My own healing is progressing each day. The holidays have always been a challenge for me. As a teacher, I remember being in my classroom on the eve of Christmas Eve some years, leaving me in a spent mess of wrapping and tinsel as I tried to ready a Christmas for my own family, while sending little ones home with handmade gifts for theirs. Emotionally draining in the past, this year, I choose to celebrate differently. Savored in little bits, the true meaning of Christmas is occupying my thoughts.
So far, it’s working, with a little help from my friends.
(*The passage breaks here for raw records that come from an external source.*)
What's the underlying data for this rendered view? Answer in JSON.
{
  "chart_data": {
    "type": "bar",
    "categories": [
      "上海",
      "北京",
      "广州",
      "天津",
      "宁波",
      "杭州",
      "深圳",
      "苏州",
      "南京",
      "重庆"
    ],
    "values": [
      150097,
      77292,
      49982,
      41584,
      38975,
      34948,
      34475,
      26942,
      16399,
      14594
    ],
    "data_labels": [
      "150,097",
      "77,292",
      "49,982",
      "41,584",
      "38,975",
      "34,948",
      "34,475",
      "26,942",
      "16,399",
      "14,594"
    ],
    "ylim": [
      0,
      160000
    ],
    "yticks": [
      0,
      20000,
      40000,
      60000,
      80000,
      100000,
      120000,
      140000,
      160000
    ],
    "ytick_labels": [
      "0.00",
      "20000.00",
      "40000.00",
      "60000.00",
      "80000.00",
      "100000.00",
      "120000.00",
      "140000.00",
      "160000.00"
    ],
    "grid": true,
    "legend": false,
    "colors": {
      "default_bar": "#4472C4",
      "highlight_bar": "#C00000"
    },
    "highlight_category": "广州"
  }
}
Yesterday, the sweetest card came in the mail. The first Christmas card to Oliver and me, ours and ours alone. It’s from a dear heart friend that I have yet to meet and hug. She and I share a deep and abiding love of our Winterpast, it belonging first to her parents. Her memories are of days past, mine are forming every new day. Christmas is remembered differently for her, as her mom decorated her home with cheer. Her memories of meals and holidays linger here. I hope that when we do meet, she approves of the way I am honoring her mom’s love of home as I make Winterpast my own.
In my holiday healing, I’ve been holding what has scared and scarred me in an emotional bear hug, inhaling the essence of the pain while accepting that it can’t hurt me any deeper. I have many ghosts of Christmases past. Memories of those lost at Christmas time, like my beloved Grandmother, gone on December 23, 1981. Loss sneaks in like a thief and can cloud a time of year that holds the promise of birth, life, and happiness. It takes a conscious mind to choose happiness when the sadness of loss takes over.
Each day, I risk a little more, trusting the new foundation that I’m laying. New routines. New interests. Driving more. Planning things fun and just for me. I’m trusting that today will be better than yesterday. More than that, I’m trusting and KNOWING that I’m taking good care of myself, making healthy choices and moving toward a life of my own choosing. I smile accepting real limitations of age and station in life, but also knowing that there are many silly, self imposed limitations that need to be shed. As I heal, the words flow out of my fingers in my morning blog, delighting me as I express myself.
This holiday, I’ve already discovered there are many judgments from others that I can simply disregard. If someone doesn’t even know whether I prefer my new plaid blazer or my favorite hoodie these days, they simply don’t have enough valid information to judge my current state of mind. If they’ve not talked to me in months, only to call expecting me to be stuck in July’s sorrow, that is on them, not on me. Embracing this is freeing me to to heal more quickly. The expectations of others on widows is often an unfair projection of their own demons unprocessed. Sorry, I’m dealing with enough right now. Opinions of me by others will not take up space in my healing brain.
In this holiday season, I remember something wise that my wonderful God Mother, TJ, shared with me long ago. Healing is knowing what doors to close and which ones to leave open just a crack. Healing doesn’t happen overnight, but slowly, like the mending of a cut or the opening of a peony. My life is becoming a garden rich with new friends in my new town. People that I can call when sorrow and grief get me down, like my sweetest gal pals, Miss Firecracker or Ninja Neighbor. I also call them when I have the best news to share or just because I feel like hearing their voice.
Find some time to Celebrate the things from which you have healed this year. Celebrate your own new friends and make some new traditions. Although robbing us of many things, Covid has forced a very busy world to slow down and hold close our family and friends. I’m finding Christmas is the best time of all to heal, while honoring those new angels we love and miss so much.